During the summer, the few wrestling mats in Columbia County typically stay shoved into a corner until winter.
At Lakeside High, the mats were rolled out last week for the school's first-ever wrestling clinic.
The weeklong camp saw 34 wrestlers from Lakeside, Greenbrier and Washington-Wilkes high schools participate.
"There's camps all over the country, but we have to travel to North Carolina or Virginia to get to one," camp director Drew Brejda said. "My goal was to provide an affordable camp for Lakeside and the other local schools."
Washington-Wilkes wrestling coach Ed Lovvorn brought nine wrestlers in a bus trip that took only 45 minutes. He said he has taken his team as far as Virginia for camps. A morning drive down Interstate 20 to Lakeside was much cheaper.
"It's a matter of spending eight or nine hundred dollars compared to spending three or four thousand dollars," Lovvorn said. "It's good when you can go 45 minutes to get better rather than drive 10 hours to get better."

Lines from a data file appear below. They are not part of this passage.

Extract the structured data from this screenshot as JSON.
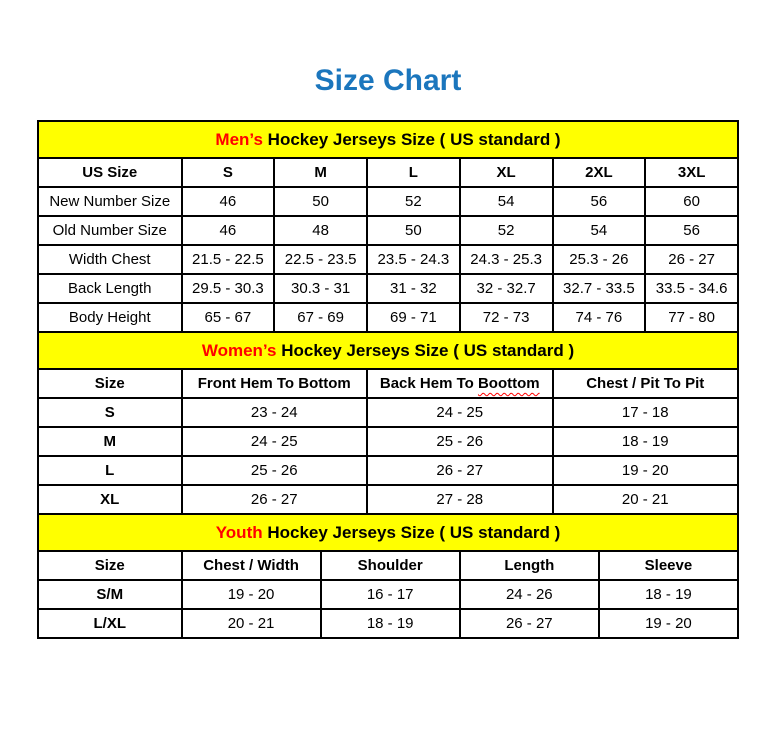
{
  "page": {
    "title": "Size Chart"
  },
  "colors": {
    "title_blue": "#1b76bd",
    "section_bar_yellow": "#ffff00",
    "accent_red": "#ff0000",
    "border_black": "#000000"
  },
  "sections": [
    {
      "id": "mens",
      "heading_highlight": "Men’s",
      "heading_rest": " Hockey Jerseys Size ( US standard )",
      "columns": [
        {
          "text": "US Size"
        },
        {
          "text": "S"
        },
        {
          "text": "M"
        },
        {
          "text": "L"
        },
        {
          "text": "XL"
        },
        {
          "text": "2XL"
        },
        {
          "text": "3XL"
        }
      ],
      "rows": [
        {
          "label": "New Number Size",
          "values": [
            "46",
            "50",
            "52",
            "54",
            "56",
            "60"
          ]
        },
        {
          "label": "Old Number Size",
          "values": [
            "46",
            "48",
            "50",
            "52",
            "54",
            "56"
          ]
        },
        {
          "label": "Width Chest",
          "values": [
            "21.5 - 22.5",
            "22.5 - 23.5",
            "23.5 - 24.3",
            "24.3 - 25.3",
            "25.3 - 26",
            "26 - 27"
          ]
        },
        {
          "label": "Back Length",
          "values": [
            "29.5 - 30.3",
            "30.3 - 31",
            "31 - 32",
            "32 - 32.7",
            "32.7 - 33.5",
            "33.5 - 34.6"
          ]
        },
        {
          "label": "Body Height",
          "values": [
            "65 - 67",
            "67 - 69",
            "69 - 71",
            "72 - 73",
            "74 - 76",
            "77 - 80"
          ]
        }
      ]
    },
    {
      "id": "womens",
      "heading_highlight": "Women’s",
      "heading_rest": " Hockey Jerseys Size ( US standard )",
      "columns": [
        {
          "text": "Size"
        },
        {
          "text": "Front Hem To Bottom"
        },
        {
          "text": "Back Hem To ",
          "misspelled_text": "Boottom"
        },
        {
          "text": "Chest / Pit To Pit"
        }
      ],
      "rows": [
        {
          "label": "S",
          "values": [
            "23 - 24",
            "24 - 25",
            "17 - 18"
          ]
        },
        {
          "label": "M",
          "values": [
            "24 - 25",
            "25 - 26",
            "18 - 19"
          ]
        },
        {
          "label": "L",
          "values": [
            "25 - 26",
            "26 - 27",
            "19 - 20"
          ]
        },
        {
          "label": "XL",
          "values": [
            "26 - 27",
            "27 - 28",
            "20 - 21"
          ]
        }
      ]
    },
    {
      "id": "youth",
      "heading_highlight": "Youth",
      "heading_rest": " Hockey Jerseys Size ( US standard )",
      "columns": [
        {
          "text": "Size"
        },
        {
          "text": "Chest / Width"
        },
        {
          "text": "Shoulder"
        },
        {
          "text": "Length"
        },
        {
          "text": "Sleeve"
        }
      ],
      "rows": [
        {
          "label": "S/M",
          "values": [
            "19 - 20",
            "16 - 17",
            "24 - 26",
            "18 - 19"
          ]
        },
        {
          "label": "L/XL",
          "values": [
            "20 - 21",
            "18 - 19",
            "26 - 27",
            "19 - 20"
          ]
        }
      ]
    }
  ]
}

The camp's value went beyond its location. It also offered a chance to work with an Olympic medalist.
Nate Carr, who earned a bronze medal in the 1988 Olympic games in Seoul, Korea, and was a three-time NCAA champion at Iowa State, served as camp clinician for the week and instructed the high school wrestlers in the basics of the sport.
"I want them to take some of the things they do know, refine them and then practice them over and over again," Carr said during a break for lunch on Tuesday. "I'm not trying to impress them with big moves. They need to train the body as well as the mind."

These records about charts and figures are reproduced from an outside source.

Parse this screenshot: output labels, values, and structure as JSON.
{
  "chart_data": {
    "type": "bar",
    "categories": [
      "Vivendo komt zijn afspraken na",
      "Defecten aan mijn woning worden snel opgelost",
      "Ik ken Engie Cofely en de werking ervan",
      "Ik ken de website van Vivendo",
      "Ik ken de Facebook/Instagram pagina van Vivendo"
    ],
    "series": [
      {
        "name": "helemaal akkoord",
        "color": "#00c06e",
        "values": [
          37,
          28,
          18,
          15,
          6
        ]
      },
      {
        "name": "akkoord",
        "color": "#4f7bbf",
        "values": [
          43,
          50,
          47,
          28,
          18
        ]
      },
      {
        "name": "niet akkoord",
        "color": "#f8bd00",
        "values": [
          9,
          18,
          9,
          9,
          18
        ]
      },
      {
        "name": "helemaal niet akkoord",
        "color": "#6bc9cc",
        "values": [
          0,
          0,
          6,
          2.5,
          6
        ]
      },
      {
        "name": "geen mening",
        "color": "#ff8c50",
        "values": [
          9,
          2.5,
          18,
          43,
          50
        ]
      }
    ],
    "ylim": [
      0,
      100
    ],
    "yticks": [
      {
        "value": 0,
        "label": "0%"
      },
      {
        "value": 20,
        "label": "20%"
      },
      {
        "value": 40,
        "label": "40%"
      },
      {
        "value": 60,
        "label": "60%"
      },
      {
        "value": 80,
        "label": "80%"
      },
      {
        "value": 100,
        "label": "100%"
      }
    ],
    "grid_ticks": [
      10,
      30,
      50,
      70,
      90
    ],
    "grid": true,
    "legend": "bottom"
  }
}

After making his stop in Evans, Carr said he'll attend camps in New York, California, Boston, Pennsylvania, Indiana, New Jersey and West Virginia.
Carr acknowledged that many of the northern and Midwestern states have more established programs but said a camp like the one at Lakeside can help improve a wrestling program anywhere.
"This is a good way for these guys to get ahead," Carr said. "It's not wrestling season, and we're out here wrestling."
The camp also ushered in a new generation of wrestlers. Lakeside's 2005 wrestling state champion, Tim Mitchum, returned from the University of the Cumberlands this summer to help with the camp. Mitchum instructed wrestlers such as rising freshman K.J. Mode, who was new to the sport.
"This is only my second year," Mode said. "I've never been to a camp so this is my first chance. It's good because we've actually spent time working on this stuff and perfecting it."